I am wondering if the version of Kodi from the PackMan repository for OpenSuse is infected with virus/malware.
http://packman.links2linux.org/package/kodi/797262
This is a well-respected and recommended repository for linux binaries on OpenSuse. It would be impractical to run any OpenSuse machine without this repository.
Or worse, the Kodi GIT source-code itself has been compromised.
I noticed yesterday after a system update that devices on my network were having trouble with network connectivity. I have a 30mbps downstream and 6mbps upstream connection.
The speedtest from those devices were showing full download bandwidth but interrupted upstream bandwidth.
I isolated it to the machine running Kodi in my network.
Running iftop on that machine showed connections out to all kinds of internet hosts. Stopping Kodi stopped these connections and the bandwidth came back to the other machines.
I thought perhaps there was a rogue add-on or a runway script. Removed all add-ons from the home directory .kodi/add-ons and the problem persisted.
So I deleted the entire kodi installation, and the .kodi directory and re-installed Kodi.
Starting Kodi came up with the default UI and built-in default screen, etc., but the outgoing connections and bandwidth saturation happened again right at the first run!
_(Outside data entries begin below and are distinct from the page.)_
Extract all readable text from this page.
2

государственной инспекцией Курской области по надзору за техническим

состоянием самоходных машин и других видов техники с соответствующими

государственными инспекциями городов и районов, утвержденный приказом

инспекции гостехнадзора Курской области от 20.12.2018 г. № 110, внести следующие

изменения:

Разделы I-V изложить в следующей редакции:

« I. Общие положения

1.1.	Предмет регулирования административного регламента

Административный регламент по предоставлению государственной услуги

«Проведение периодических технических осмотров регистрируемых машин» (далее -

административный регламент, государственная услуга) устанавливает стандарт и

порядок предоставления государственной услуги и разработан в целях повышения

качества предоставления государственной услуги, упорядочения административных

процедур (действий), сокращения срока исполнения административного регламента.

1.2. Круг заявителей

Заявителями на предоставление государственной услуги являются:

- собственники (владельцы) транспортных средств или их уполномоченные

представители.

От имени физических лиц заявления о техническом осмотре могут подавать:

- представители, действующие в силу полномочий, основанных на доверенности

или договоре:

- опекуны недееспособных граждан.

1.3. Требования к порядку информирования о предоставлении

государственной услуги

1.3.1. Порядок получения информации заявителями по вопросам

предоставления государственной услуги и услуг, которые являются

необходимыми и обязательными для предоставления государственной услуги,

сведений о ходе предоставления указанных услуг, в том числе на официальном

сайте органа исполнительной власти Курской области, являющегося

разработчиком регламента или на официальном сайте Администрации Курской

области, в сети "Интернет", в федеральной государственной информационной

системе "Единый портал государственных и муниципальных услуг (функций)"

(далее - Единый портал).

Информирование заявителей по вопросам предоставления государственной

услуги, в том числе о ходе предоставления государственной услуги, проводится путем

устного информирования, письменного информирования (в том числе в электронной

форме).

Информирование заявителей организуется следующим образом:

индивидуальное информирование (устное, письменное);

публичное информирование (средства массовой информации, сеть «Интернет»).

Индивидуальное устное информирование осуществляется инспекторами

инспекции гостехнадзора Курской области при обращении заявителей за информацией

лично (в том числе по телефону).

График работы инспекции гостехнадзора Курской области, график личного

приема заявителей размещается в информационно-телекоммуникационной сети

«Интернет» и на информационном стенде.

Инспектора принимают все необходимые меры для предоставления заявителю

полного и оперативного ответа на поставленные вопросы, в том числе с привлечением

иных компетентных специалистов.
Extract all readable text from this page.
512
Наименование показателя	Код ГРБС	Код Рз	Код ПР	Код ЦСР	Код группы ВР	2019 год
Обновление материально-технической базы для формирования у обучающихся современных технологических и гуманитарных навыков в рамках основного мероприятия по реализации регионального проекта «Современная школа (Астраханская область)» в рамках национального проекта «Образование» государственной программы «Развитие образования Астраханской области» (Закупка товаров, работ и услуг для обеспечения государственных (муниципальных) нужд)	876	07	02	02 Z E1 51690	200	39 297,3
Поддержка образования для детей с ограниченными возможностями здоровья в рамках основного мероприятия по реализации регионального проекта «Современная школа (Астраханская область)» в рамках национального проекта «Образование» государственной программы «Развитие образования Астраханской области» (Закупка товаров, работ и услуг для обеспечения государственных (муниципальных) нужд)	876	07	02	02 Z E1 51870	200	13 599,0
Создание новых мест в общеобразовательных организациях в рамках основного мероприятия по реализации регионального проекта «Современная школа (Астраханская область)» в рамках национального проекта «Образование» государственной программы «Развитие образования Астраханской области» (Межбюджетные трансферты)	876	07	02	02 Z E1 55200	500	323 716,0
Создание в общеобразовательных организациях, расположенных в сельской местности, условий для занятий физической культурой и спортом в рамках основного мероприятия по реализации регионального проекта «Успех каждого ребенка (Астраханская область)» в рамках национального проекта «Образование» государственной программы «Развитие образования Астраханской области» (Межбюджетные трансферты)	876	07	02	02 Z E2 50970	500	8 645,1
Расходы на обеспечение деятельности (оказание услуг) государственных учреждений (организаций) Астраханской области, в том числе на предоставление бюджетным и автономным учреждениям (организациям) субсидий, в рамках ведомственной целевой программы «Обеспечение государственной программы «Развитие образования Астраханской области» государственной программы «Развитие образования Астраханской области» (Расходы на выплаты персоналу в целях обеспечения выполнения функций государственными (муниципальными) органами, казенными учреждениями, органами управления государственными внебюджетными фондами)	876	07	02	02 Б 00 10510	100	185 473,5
The log of this fresh first start is at
https://pastebin.com/DKeWdqhr
I have not enabled debug because I didn’t have any settings to change with a fresh run and did not want to keep running it with this suspicious behavior to change this setting from the UI.
Shutting down Kodi stops these connections to various IP addresses and some generic cloud hosting machines on the Internet.
Any ideas on what might be going on here? Can anyone with a fresh install see if such connections happen to them with any Kodi install?
Running clamav and Sophos anti-virus on the Kodi binary did not show any known infection in the binary.
PS: I also did a complete scan of that machine with both clamav and Sophos anti-virus. No infections found on the machine. Also did a rootkit check to ensure no rootkit infections existed.